SOM, which released its final-round decisions May 20, will hear from admits Tuesday (May 31) on whether they intend to enroll. “Right now, we are over our class size and will probably carry the waitlist into the summer as people drop off in the summer melt,” says DelMonico in an interview with Poets&Quants. Though summer melt — the applicants who decide not to come to a school after putting down a deposit because they ultimately choose another school or stay at work due to a professional opportunity or family issue — varies from year to year, Yale SOM typically loses about 10% of the admitted class.
ESSAY AND VIDEO CHANGES IN THIS YEAR’S APPLICATION EXPECTED
DelMonico says that roughly half of the melt has already played out, leaving roughly 5% more likely dropouts over the summer on a class that is already oversubscribed. “Our class size is 325 this fall,” he adds. “We are at a standstill and will stay at 325 for this year and possibly might grow next year a little bit to 340, which would be the top end. But there is no mandate that that will happen at all.”

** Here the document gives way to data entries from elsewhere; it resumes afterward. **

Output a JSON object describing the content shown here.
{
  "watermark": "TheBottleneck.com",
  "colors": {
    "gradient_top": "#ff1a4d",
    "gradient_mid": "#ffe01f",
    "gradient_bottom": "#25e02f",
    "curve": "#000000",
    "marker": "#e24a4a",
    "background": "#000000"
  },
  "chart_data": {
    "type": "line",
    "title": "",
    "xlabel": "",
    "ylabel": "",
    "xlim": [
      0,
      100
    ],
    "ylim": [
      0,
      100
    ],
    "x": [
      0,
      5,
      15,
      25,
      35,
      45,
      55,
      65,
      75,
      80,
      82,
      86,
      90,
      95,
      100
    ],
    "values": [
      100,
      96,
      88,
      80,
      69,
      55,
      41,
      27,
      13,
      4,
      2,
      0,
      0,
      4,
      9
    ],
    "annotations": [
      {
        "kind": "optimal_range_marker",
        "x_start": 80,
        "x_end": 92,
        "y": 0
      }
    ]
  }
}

Though Yale SOM just set its application deadlines for the 2016-2017 admissions cycle, DelMonico has yet to release the school’s new essay questions. “We are looking to freshen up the application,” he relates. “We have used the current essay questions — that explore the impact a candidate has had at work — for the last two years. We felt we were getting good responses, so we kept it this past year. But it is almost certain we will change it. We are looking at a question focused on commitment. We met with our OB faculty to talk about elements like the essay questions and how everything is going to hang together. We hope to update the questions in the next couple weeks and put the new application online in early July.”

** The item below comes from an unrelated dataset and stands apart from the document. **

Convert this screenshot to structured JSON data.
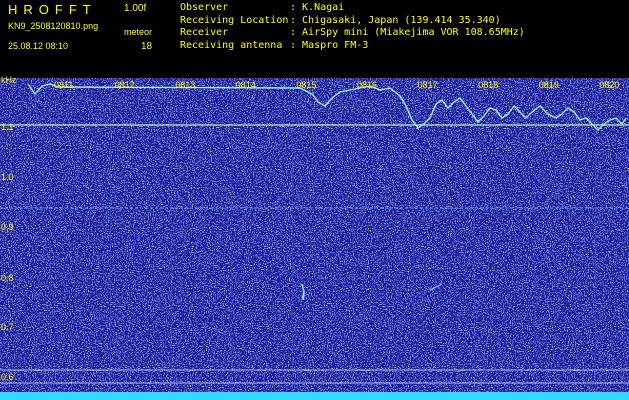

DelMonico also expects to update the video questions required of SOM applications. “We have a better sense of how we can and can’t use the videos,” he says. “We are trying to build out more competency-based evaluations as opposed to just a general undifferentiated analysis of whether a person did a nice job or not. We hope to do a much more structured approach this year. If nothing else, the videos have been very valuable to evaluate English language ability.”